A little more than 10 years ago, when the market was fixated on high-flying tech stocks like Oracle (Nasdaq: ORCL) and Yahoo (Nasdaq: YHOO), a few savvy commodity investors were making a fortune on a certain industrial metal.
During that time, orders for this metal were so strong, that all the mining production in the world couldn't keep pace with demand...
To cover the shortfall, buyers had to dip into reserve stockpiles in Russia.
All this drove prices for this metal skyward. Between January 2000 and February 2001, spot market prices surged 157% -- from $430 an ounce to $1100 in a matter of months.

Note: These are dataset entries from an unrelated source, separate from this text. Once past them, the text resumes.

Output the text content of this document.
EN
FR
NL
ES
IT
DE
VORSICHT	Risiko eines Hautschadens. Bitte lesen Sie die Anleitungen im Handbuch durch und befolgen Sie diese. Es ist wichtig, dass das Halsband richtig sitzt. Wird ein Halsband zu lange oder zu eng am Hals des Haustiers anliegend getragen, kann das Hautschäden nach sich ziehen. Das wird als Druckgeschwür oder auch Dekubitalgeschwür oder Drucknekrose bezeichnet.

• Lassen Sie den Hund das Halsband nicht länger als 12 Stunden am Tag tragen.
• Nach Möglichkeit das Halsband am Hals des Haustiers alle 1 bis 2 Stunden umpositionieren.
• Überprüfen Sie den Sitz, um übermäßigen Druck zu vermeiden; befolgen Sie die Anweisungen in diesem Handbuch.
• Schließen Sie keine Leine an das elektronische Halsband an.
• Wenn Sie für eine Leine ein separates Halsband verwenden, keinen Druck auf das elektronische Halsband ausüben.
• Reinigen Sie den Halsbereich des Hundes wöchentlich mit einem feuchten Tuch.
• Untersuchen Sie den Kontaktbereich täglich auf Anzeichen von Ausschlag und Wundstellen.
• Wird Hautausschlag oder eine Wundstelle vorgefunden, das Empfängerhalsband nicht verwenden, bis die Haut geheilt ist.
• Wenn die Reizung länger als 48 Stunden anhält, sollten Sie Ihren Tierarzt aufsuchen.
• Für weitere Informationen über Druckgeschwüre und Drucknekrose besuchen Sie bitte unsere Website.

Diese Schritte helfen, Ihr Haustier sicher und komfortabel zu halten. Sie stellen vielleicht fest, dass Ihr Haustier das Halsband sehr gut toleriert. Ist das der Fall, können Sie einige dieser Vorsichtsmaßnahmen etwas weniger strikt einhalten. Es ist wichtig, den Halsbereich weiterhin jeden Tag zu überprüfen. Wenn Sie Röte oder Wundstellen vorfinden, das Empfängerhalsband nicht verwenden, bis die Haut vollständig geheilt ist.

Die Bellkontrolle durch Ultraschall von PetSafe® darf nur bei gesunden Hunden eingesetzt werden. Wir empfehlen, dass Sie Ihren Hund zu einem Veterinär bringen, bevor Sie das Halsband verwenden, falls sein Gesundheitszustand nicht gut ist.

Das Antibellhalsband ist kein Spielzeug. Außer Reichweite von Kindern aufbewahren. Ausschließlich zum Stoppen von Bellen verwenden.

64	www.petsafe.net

Why do I bring this up? Because not much has changed in the past decade, and I'm seeing a similar situation play out in the market that could send this metal -- palladium -- soaring again.
Here's the story...
Palladium is an extremely important metal. In fact, I would say it's indispensable for the global economy.
The metal has a multitude of uses, most notably in the dental, jewelry and electronics fields. But demand from the auto sector is greater than all of those combined.
You see, palladium belongs to the platinum metals group, or PGMs. PGMs are the agent in catalytic converters that turn vehicle exhaust into harmless water vapor. Without these devices, internal combustion engines would spew out tons of noxious pollutants. Despite decades of research, carmakers have never found a viable substitute.
But what really makes palladium unique is that it's becoming exceedingly rare.
Annual production rates are usually less than one-tenth that of gold. Approximately 90% of the world's supply is locked up in just two spots (Siberia and South Africa).